Diffusion le samedi 16 mai 2015 à 15h25 sur France 3 Midi-Pyrénées et Languedoc-Roussillon.Rediffusion le jeudi 4 juin vers 8h50 sur France 3 Sud-Ouest (Antennes de Midi-Pyrénées, Languedoc-Roussillon, Aquitaine, Limousin et Poitou-Charentes).

Entre 1939 et 1940, 20 000 travailleurs Indochinois furent enrôlés de force par l'administration coloniale pour aider la « Mère Patrie » en danger, et participé à l'effort de guerre dans les poudreries, les industries et les usines d'armement.Après de longues semaines de voyages, ces « indigènes » du bout du monde furent immatriculés par la MOI, le service de la main d'oeuvre indigène, et mis à disposition du régime de Vichy.
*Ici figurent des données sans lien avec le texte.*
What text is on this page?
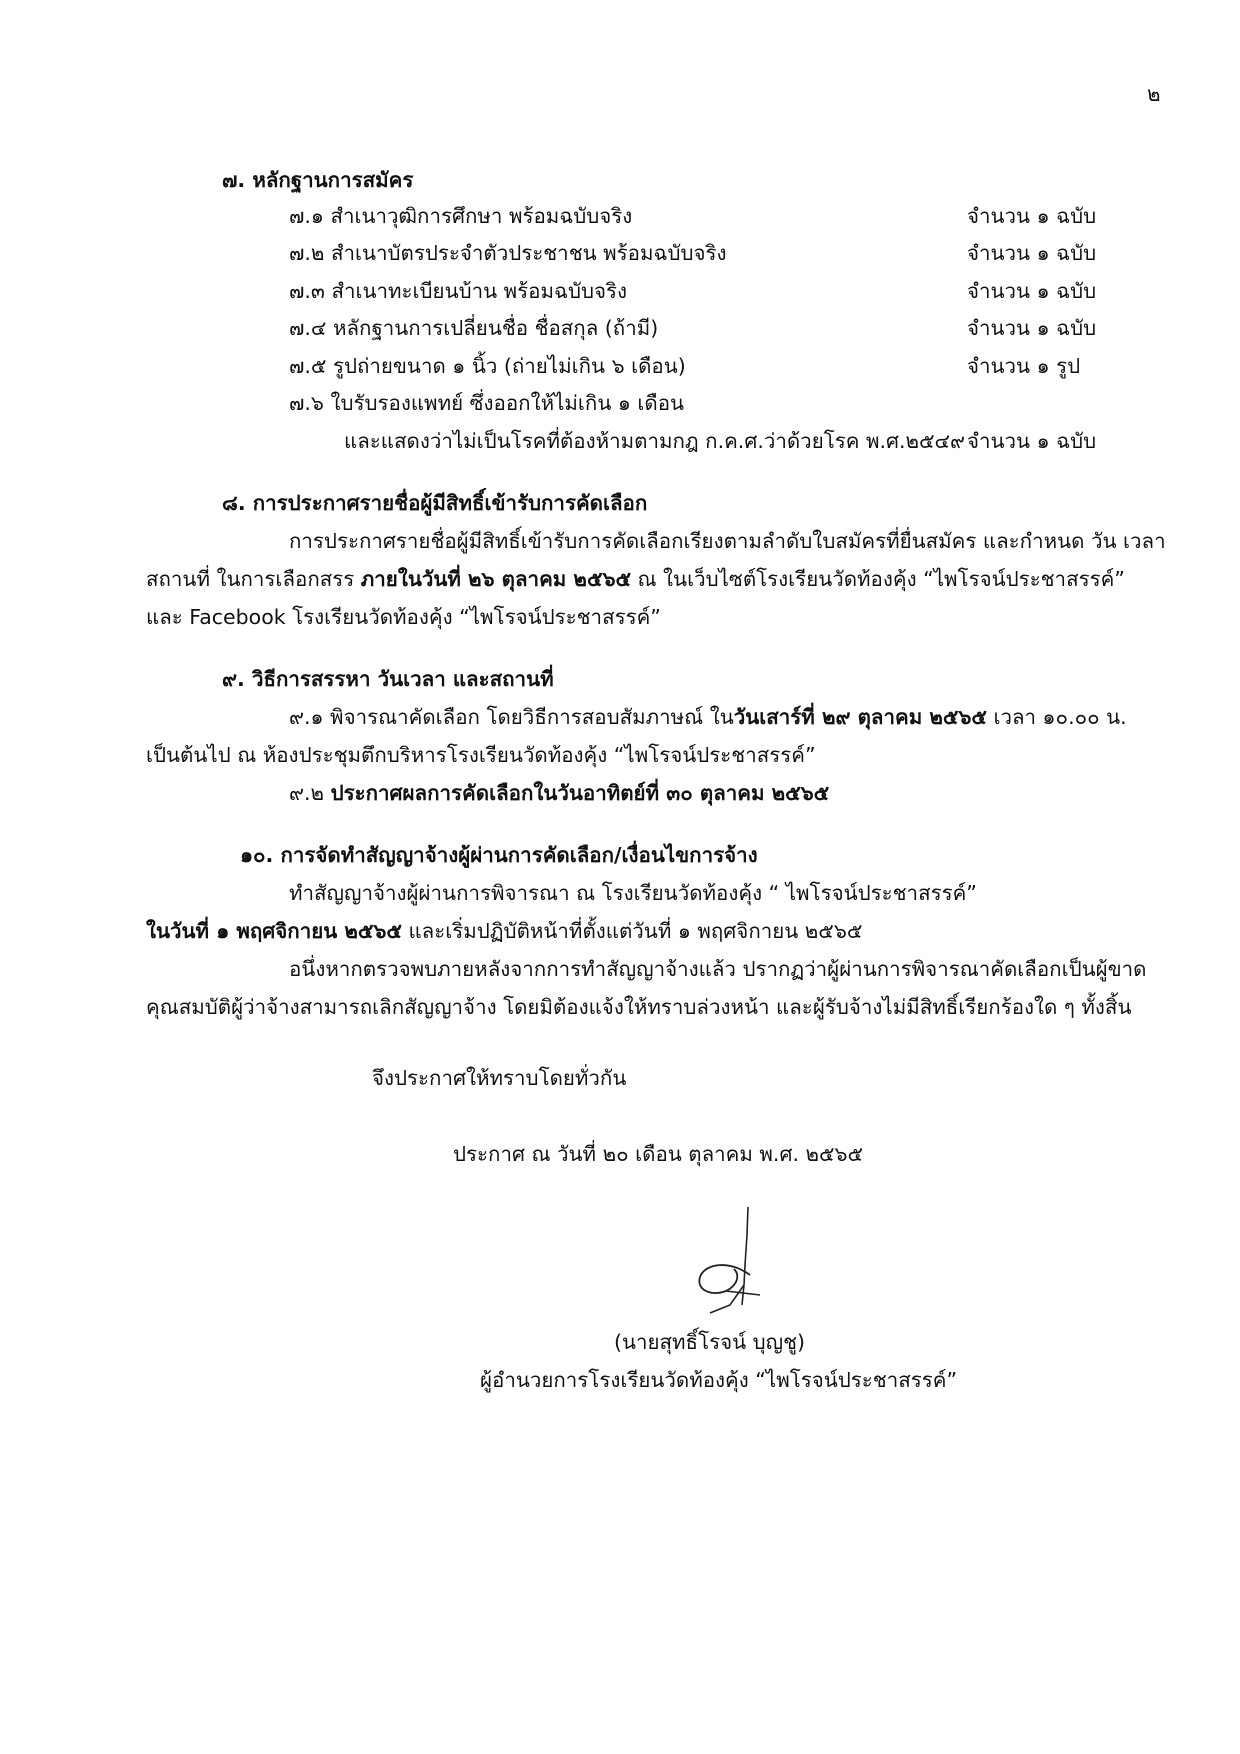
๒
๗. หลักฐานการสมัคร
๗.๑ สำเนาวุฒิการศึกษา พร้อมฉบับจริง	จำนวน ๑ ฉบับ
๗.๒ สำเนาบัตรประจำตัวประชาชน พร้อมฉบับจริง	จำนวน ๑ ฉบับ
๗.๓ สำเนาทะเบียนบ้าน พร้อมฉบับจริง	จำนวน ๑ ฉบับ
๗.๔ หลักฐานการเปลี่ยนชื่อ ชื่อสกุล (ถ้ามี)	จำนวน ๑ ฉบับ
๗.๕ รูปถ่ายขนาด ๑ นิ้ว (ถ่ายไม่เกิน ๖ เดือน)	จำนวน ๑ รูป
๗.๖ ใบรับรองแพทย์ ซึ่งออกให้ไม่เกิน ๑ เดือน
และแสดงว่าไม่เป็นโรคที่ต้องห้ามตามกฎ ก.ค.ศ.ว่าด้วยโรค พ.ศ.๒๕๔๙ จำนวน ๑ ฉบับ
๘. การประกาศรายชื่อผู้มีสิทธิ์เข้ารับการคัดเลือก
การประกาศรายชื่อผู้มีสิทธิ์เข้ารับการคัดเลือกเรียงตามลำดับใบสมัครที่ยื่นสมัคร และกำหนด วัน เวลา
สถานที่ ในการเลือกสรร ภายในวันที่ ๒๖ ตุลาคม ๒๕๖๕ ณ ในเว็บไซต์โรงเรียนวัดท้องคุ้ง “ไพโรจน์ประชาสรรค์”
และ Facebook โรงเรียนวัดท้องคุ้ง “ไพโรจน์ประชาสรรค์”
๙. วิธีการสรรหา วันเวลา และสถานที่
๙.๑ พิจารณาคัดเลือก โดยวิธีการสอบสัมภาษณ์ ในวันเสาร์ที่ ๒๙ ตุลาคม ๒๕๖๕ เวลา ๑๐.๐๐ น.
เป็นต้นไป ณ ห้องประชุมตึกบริหารโรงเรียนวัดท้องคุ้ง “ไพโรจน์ประชาสรรค์”
๙.๒ ประกาศผลการคัดเลือกในวันอาทิตย์ที่ ๓๐ ตุลาคม ๒๕๖๕
๑๐. การจัดทำสัญญาจ้างผู้ผ่านการคัดเลือก/เงื่อนไขการจ้าง
ทำสัญญาจ้างผู้ผ่านการพิจารณา ณ โรงเรียนวัดท้องคุ้ง “ ไพโรจน์ประชาสรรค์”
ในวันที่ ๑ พฤศจิกายน ๒๕๖๕ และเริ่มปฏิบัติหน้าที่ตั้งแต่วันที่ ๑ พฤศจิกายน ๒๕๖๕
อนึ่งหากตรวจพบภายหลังจากการทำสัญญาจ้างแล้ว ปรากฏว่าผู้ผ่านการพิจารณาคัดเลือกเป็นผู้ขาด
คุณสมบัติผู้ว่าจ้างสามารถเลิกสัญญาจ้าง โดยมิต้องแจ้งให้ทราบล่วงหน้า และผู้รับจ้างไม่มีสิทธิ์เรียกร้องใด ๆ ทั้งสิ้น
จึงประกาศให้ทราบโดยทั่วกัน
ประกาศ ณ วันที่ ๒๐ เดือน ตุลาคม พ.ศ. ๒๕๖๕
(นายสุทธิ์โรจน์ บุญชู)
ผู้อำนวยการโรงเรียนวัดท้องคุ้ง “ไพโรจน์ประชาสรรค์”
En 1941, alors que le risque de pénurie alimentaire gagnait la France, plusieurs centaines d’annamites furent envoyés en Camargue pour produire « l'or blanc », le riz qui devait nourrir la France et faire la fortune des grandes familles arlésiennes.

Pourquoi cet épisode de l'Histoire est-il tombé dans les oubliettes ? Comment nier une histoire désormais connue ? Pourquoi dans cette Camargue provençale est-ce encore si difficile d'admettre et de reconnaître l'évidence ?

Le film de Pierre Daum et Alain Lewkowicz exhume ce passé avec les témoins d'aujourd'hui et des archives inédites, et lève un voile sur ce dossier enterré de l'époque vichyste.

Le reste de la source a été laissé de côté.